Although primarily regarded as a secretive duck of inland marshes and secluded stretches of fresh water, on seawatches in March and April, when I used to live near Brighton, I have seen migrating flocks of up to twelve passing east over the sea just off the coast. A Spring flock including a number of the attractively plumaged males always sent a thrill through my much chilled body and justified the hardship as I sat on the exposed breakwater with my telescope.
Garganey leave us in the autumn to fly south, covering prodigious distances, in the main part overland and in the case of birds that have bred in Europe, Russia and surrounding states crossing The Sahara in a single flight to their winter homes in western Africa and occasionally much further to southern Africa. They have a very widespread breeding distribution throughout northern and western Europe and Russia. Further east ducks migrate south to spend their winter in India and Australasia often in very large numbers. The worldwide population has been estimated at just under three million individuals but the birds that come to us in Great Britain are small in number, varying year to year from around fifty to one hundred pairs and do not normally breed much further north than the Midlands with their main breeding areas being in Norfolk and Suffolk.
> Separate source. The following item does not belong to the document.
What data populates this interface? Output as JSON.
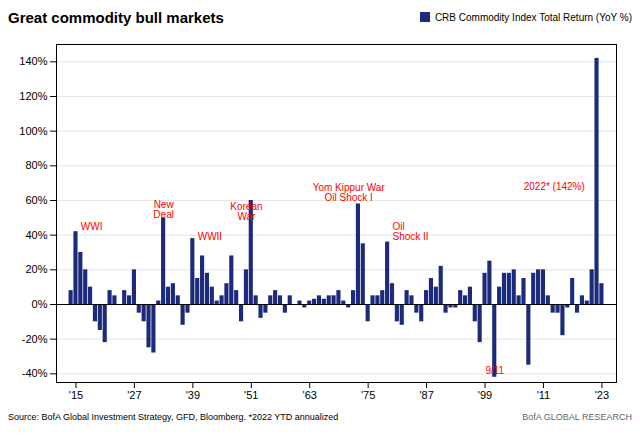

So it was that early this morning before the runners, dog walkers and strollers took to the Meadow I found myself walking out to the flood in search of the latest pair of Garganey to visit. It was a cold, blustery northwesterly wind that greeted me, stinging my cheeks and ears but it had dispersed the earlier grey cloud and now a raw but brightly sunlit morning beckoned.
I had the place to myself with the only disturbance being the exhortations from the cox's of the various rowing eights that were cleaving their way up and down the brown waters of the nearby Thames. The flood itself was, in contrast to the muddy waters of the river, reflecting the blue of the sky like some vast pale and rippled blue stain on the bright green of the emergent grass.
I found the pair of Garganey at the far end of the flood feeding avidly in the shallow muddy edges of the flood, sifting the mud with their bills as they worked their way through the aquatic plantlife. Most definitely a pair and an absolute picture of harmony, remaining close together without rancour and the male assiduously keeping a look out every so often while his mate continuously guzzled and nuzzled her way through the shallows.
Garganey can be very tame at times but others can be quite wary and these two fell into the latter category, but due to the lack of any human presence and especially dogs, were confident enough to feed relatively close in to the shoreline by the path to Burgess Field, so by carefully stalking them and using the cover of a line of trees I managed to get reasonably close but eventually a pair of undetected Mallard in a ditch betrayed my presence and they and the Garganey dispersed further out onto the flood.
No matter it had been a happy and fulfilling hour watching them and I made my way back to the car uplifted by this much anticipated and longed for annual encounter.